1.6.3. Granülometri bileşimi ile işlenebilme özeliği arasındaki bağıntı Betonun işlenebilme özelliğine sahip olabilmesi için agregalar da 0,2mm den küçük tanelerin bir miktar bulunması gereklidir. Beton karışımında çimento dozajının yüksek olması halinde bu bakımdan agreganın herhangi bir şartı yerine getirmesine lüzum yoktur. Fakat çimento dozajı yüksek bir değere eşit değilse bu takdirde agreganın içinde yeterli miktarda 0,2mm den küçük tanelerin yer alması lazımdır. Agregalarda bu bakımdan aranılan özelliklerin çimento dozajına bağlı olmaması için genel olarak kumlarda bir miktar ince tanenin bulunması gerektiği kabul edilmektedir. Granülometri bileşimi bakımından işlenebilme özelliğine etki yapan önemli bir faktör agreganın en büyük boyutu D' nin değeridir. D’ nin değerinin artması genel olarak işlenebilme özelliğinin azalmasına sebep olur. Bir betonun sahip olması gereken işlenebilme özelliği ayrıca yapı şartlarına da bağlı bulunmaktadır. Bu bakımdan D’ nin değerleri yapı şartları veya yapı cinsleri göz önünde tutularak saptanmalıdır.
1.7. Agregalarda Granülometri Bileşimi Bakımından Aranılan Şartlar Yukarıda verilen bilgiler granülometri bileşiminin yoğurma suyu, kompasite ve işlenebilme özelliği üzerindeki etkisini açıklamaktadır.

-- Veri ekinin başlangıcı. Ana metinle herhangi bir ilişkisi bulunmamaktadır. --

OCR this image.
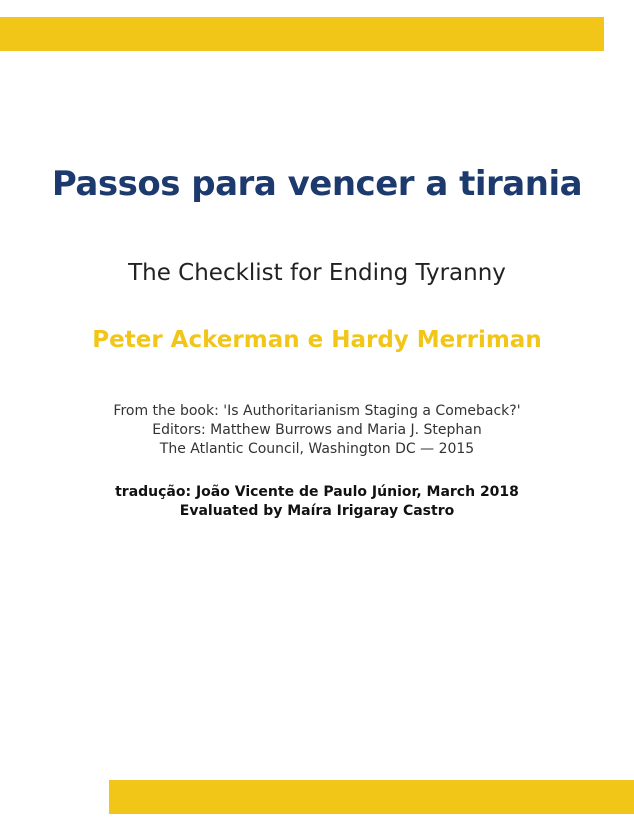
Passos para vencer a tirania
The Checklist for Ending Tyranny
Peter Ackerman e Hardy Merriman
From the book: 'Is Authoritarianism Staging a Comeback?'
Editors: Matthew Burrows and Maria J. Stephan
The Atlantic Council, Washington DC — 2015
tradução: João Vicente de Paulo Júnior, March 2018
Evaluated by Maíra Irigaray Castro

Agreganın granülometri bileşimi bazı şartları yerine getirdiği takdirde agrega az miktarda suya ihtiyaç gösterecek, agreganın kompasitesi yüksek olacak betonun istenilen işlenebilme özelliğine sahip olması sağlanacaktır. Bütün bunların bir sonucu olarak bu agrega kullanılarak üretilen beton üstün özeliklere sahip olacak ve bu arada mukavemeti yüksek bir değer alacaktır.
1.7.1. Kumların granülometri sınır eğrileri Kumun granülometri eğrisinin ordinatlarının yüksek olması veya bu eğrinin p=1.00 doğrusuna yaklaşmasının iki önemli sakıncası vardır. Birisi su miktarının büyük değerler alması, diğeri kompasitenin düşük olması. Bu sebeplerden dolayı kumların granülometri eğrilerinin üst taraftan sınırlandırılması lazımdır. Granülometri eğrisinin ordinatlarının düşük olması da kompasitenin düşük değerler alması bakımından zararlıdır. Bu sebeplerden dolayı beton üretiminde kullanılacak olan bir kumun granülometri eğrisi iki eğri tarafından sınırlandırılan bir bölge içinde yer almalıdır.
Şekil 1- 10
Yapılan araştırmalar sonunda bu sınır eğriler saptanarak şartnamelerde yer almış bulunmaktadır. Memleketimizde uygulanmakta olan TS706'ya göre beton üretiminde bir kumun kullanılabilmesi için granülometri eğrisinin tamamen şekil 1- 10 da gösterilen A ve C eğrileri arasında bulunması gerekmektedir. Eğer üstün kaliteli bir beton üretimi bahis konusu ise kumun granülometri eğrisi A ve B eğrilerinin sınırlandırdığı bölge içinde yer almalıdır. TS 706 da A ve C sınır eğrileri ASTM tarafından verilen sınır eğrileri ile, elek tipi bakımından gerekli düzeltmeler yapıldıktan sonra karşılaştırılacak olursa şu sonuca varılır: A ve C eğrilerine uyan bir kum numunesi Amerikan standardını yerine getiren bir kuma göre daha fazla miktarda iri taneler bulunmaktadır. Burada A, B ve C eğrilerini göz önünde tutarak beton üretiminde kullanılmaya elverişli olan kumlar için gerekli su miktarının hangi limitler arasında kaldığını hesaplayabiliriz.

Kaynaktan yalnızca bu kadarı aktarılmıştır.